Aslaug is a replica Luxemotor Dutch barge built in 2005/2006 to operate as a hotel barge on the French waterways. She is one of around 50 hotel barges operating in France, and currently offers holiday cruises on the river Somme (Canal de la Somme), between Saint-Valéry-sur-Somme and Péronnes. She is the only hotel barge operating on this waterway. Aslaug was named after a queen of Norse mythology.

== History ==
Traditional-style craft on the French waterways are renewed thanks to new builds like the Aslaug, which the Danish owners ordered after several years of cruising the waterways in their motor yacht. This style is a smaller barge than those for which the French canals were built, and is effectively an import from the Netherlands, where, as recently as the 1970s, many much smaller canals were navigated by craft of this type, carrying 70-90 tonnes. The barge was designed by Euroship Services, Heerewaarden, Netherlands, and built by Ament Metaalbewerking in Kinrooi, Belgium, which regularly builds recreational 'barge-type' craft up to 25m in length.

== Hotel barge ==
The barge was purpose-built to accommodate up to four passengers in two large cabins with en-suite bathrooms, while the owners occupy a third cabin.
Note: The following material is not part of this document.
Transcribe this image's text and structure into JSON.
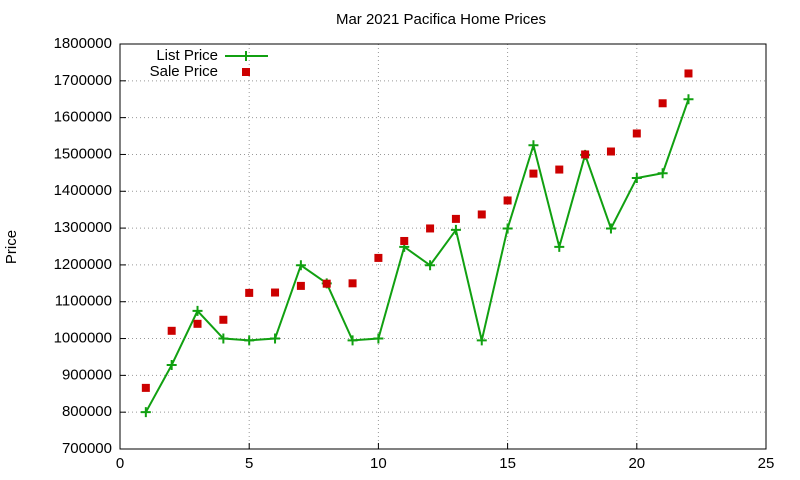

She was fitted out with natural materials: solid wood, pierre bleue, steel and rockwool, with no synthetic fabrics or insulation materials emitting gases. She combines a nautical style with Danish design and is fitted out to high standards.

The centenary of the start of World War I inspired the owners to spend the summers of 2014-2018 along the Canal de la Somme in the Picardy region, initial interest being due to the fact that the owner's grandfather participated in World War I as a volunteer in the Australian army and was twice wounded in battle.